Freitag · 30. Januar 2015

Wir aber sind nicht von denen,
die zurückweichen und verdammt werden,
sondern von denen, die glauben und die Seele erretten.

Hebräer 10,39

Mary Ward Mary Ward (1585–1645) wuchs zur Zeit der erbitterten Verfolgung der Katholiken in England auf. So musste sie nach Frankreich gehen, um 1606 in ein Klarissinnenkloster in St. Omer einzutreten, war aber schon nach kurzer Zeit mit dem Klosterleben, wie sie es vorfand, nicht zufrieden. 1609 gründete sie in Flandern eine religiöse Frauengemeinschaft, das »Institut der englischen Fräulein«, die zwar wie Ordensfrauen lebten, sich aber gleichzeitig frei in der Stadt bewegten.

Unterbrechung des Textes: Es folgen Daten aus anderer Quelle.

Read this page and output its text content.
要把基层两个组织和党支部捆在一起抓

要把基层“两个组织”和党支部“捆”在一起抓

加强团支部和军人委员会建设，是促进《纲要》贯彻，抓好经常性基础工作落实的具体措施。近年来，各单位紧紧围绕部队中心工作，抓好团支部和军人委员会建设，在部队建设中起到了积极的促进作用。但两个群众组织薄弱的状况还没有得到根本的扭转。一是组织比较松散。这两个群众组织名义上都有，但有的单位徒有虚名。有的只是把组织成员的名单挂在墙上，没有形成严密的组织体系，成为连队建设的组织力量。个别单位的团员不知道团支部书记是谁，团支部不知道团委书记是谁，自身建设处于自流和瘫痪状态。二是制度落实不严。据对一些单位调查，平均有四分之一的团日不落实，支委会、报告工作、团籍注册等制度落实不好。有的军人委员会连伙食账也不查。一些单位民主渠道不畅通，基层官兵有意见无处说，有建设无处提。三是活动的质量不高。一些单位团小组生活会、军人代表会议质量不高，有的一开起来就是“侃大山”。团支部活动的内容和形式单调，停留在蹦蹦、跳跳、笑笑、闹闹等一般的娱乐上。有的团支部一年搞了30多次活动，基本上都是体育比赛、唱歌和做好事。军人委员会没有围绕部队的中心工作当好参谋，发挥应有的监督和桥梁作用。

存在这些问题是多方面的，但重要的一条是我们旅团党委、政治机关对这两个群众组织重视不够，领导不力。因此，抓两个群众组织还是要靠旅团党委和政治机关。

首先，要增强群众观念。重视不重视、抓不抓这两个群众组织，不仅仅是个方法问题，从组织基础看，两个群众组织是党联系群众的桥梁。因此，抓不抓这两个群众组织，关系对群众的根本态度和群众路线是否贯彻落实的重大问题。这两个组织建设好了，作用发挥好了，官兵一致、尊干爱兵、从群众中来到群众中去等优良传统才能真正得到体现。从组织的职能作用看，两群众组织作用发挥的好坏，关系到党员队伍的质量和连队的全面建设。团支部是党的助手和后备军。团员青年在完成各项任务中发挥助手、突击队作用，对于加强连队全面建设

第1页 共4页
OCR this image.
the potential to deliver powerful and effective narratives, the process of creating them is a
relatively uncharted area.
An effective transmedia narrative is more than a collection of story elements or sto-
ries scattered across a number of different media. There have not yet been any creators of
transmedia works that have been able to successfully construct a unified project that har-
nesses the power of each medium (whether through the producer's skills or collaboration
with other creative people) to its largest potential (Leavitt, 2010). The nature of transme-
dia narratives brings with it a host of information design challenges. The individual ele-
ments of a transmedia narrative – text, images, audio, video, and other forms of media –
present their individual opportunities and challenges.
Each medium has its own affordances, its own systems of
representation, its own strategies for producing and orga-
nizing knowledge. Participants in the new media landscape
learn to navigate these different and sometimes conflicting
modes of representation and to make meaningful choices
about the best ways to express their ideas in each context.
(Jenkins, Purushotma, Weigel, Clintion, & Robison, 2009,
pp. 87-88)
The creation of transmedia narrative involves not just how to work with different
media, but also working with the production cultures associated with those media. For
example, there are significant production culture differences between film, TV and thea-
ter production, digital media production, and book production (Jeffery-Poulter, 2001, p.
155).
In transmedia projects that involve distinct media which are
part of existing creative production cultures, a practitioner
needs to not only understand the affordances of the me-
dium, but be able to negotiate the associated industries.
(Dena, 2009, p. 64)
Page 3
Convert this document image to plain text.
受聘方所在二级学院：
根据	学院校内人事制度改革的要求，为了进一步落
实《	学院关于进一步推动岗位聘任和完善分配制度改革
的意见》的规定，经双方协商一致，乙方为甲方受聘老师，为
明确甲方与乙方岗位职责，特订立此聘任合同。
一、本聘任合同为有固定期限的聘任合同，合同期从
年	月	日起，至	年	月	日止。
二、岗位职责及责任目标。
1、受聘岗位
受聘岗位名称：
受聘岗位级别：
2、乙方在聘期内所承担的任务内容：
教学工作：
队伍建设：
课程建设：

Mary beschloss auf Grund einer Eingebung, die Ordensregel der Jesuiten anzunehmen.
Gleichzeitig gründete sie ein Institut zur Mädchenbildung nach dem Vorbild der Jesuitenschulen. Wegen der von Mary Ward eingeführten Neuerungen, besonders dem Verzicht auf die Klausur, löste Urban VIII. 1631 die Gemeinschaft auf, gestattete die Lehrund Erziehungstätigkeit jedoch weiter. Erst 1877 erhielt das Institut die päpstliche Anerkennung.
»Zeige dich so, wie du bist, und sei so, wie du dich zeigst« (Mary Ward).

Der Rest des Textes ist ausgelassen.